Another set of limitations face 76-year-old Tokue (Kirin Kiki) in Naomi Kawase’s An. Based on Durian Sukegawa’s novel, the film follows Tokue’s efforts to return home after most of her life in a leper colony. (Until 1996 in Japan, even after a cure for the illness was found, lepers were quarantined by law.) Near the film’s start, Tokue offers her services to Sentaro (Masatoshi Nagase), manager of a small pastry shop that specializes in dorayaki, a popular pastry made of an, a sweet red bean paste, sandwiched between two small pancakes. Sentaro declines at first, and then, after tasting her delicious homemade paste, he agrees.

An details the work of making this pastry, showing step by step how Tokue boils the beans, adds sugar, waits, stirs the mix, and even talks to the beans. The process takes five hours and a new batch needs to be made every day. At the Cannes press conference, Kiki revealed that she spent a full day in a cooking school learning how to make an, while Masatoshi Nagase took dorayaki-making lessons with a Japanese pastry chef. “This is a specialty,” Kawase said, “that only professional cooks know how to make. It takes a lot of time.”

Due to Tokue’s talent, the shop becomes a success. She befriends Sentaro and a shy schoolgirl Wakana (Kyara Uchida, Kiki’s real-life granddaughter), a regular customer who only has a canary for a friend. But soon Wakana notices Tokue’s disfigured hands and lets that slip to her mother. When word of Tokue’s leprosy spreads, she is forced to retreat to her quarantined dwelling. When Sentaro and Wakana find her, they learn about the history of leprosy in Japan, and the last scenes turn sentimental and didactic.

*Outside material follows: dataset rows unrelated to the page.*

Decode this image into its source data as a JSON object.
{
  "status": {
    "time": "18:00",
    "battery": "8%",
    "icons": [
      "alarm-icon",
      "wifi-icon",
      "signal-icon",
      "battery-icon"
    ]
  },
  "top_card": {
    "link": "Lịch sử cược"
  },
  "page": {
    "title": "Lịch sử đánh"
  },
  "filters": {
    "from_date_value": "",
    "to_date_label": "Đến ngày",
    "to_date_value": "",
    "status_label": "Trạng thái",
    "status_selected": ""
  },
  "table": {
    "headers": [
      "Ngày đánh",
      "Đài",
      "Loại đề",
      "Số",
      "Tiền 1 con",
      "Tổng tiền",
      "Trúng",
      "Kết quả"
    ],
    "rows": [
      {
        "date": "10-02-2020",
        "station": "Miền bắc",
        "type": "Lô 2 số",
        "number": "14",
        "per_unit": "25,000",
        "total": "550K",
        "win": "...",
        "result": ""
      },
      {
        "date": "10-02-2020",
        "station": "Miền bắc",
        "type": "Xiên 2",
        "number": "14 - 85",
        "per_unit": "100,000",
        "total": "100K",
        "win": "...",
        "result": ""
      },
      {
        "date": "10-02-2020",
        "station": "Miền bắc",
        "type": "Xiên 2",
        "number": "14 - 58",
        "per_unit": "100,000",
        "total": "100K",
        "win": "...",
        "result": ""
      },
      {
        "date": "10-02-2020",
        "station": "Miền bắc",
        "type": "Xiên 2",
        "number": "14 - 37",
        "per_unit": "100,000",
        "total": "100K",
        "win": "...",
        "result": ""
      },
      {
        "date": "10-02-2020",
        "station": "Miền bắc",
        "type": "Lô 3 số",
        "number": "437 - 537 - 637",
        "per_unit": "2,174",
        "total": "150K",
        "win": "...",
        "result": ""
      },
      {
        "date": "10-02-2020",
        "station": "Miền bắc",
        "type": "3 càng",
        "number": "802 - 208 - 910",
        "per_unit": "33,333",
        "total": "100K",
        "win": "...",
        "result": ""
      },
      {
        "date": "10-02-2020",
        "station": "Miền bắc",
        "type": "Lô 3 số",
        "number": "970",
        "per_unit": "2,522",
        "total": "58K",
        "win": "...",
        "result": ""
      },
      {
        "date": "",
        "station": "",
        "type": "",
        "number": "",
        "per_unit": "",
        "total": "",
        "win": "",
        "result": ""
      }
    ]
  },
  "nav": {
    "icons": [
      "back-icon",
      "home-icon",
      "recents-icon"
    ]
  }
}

But in the early scenes, Tokue’s dedication mirrors that of An‘s director. Kawase asked her actors to “embody the characters during production.” Nagase reported that he lived in a tiny apartment of his character, and the process was so arduous that Kiki declared it more suited for younger actors. Their focus on the work of the film mirrors the film’s own focus. At its best, An explores labor as idea and experience, its pleasures and its pains.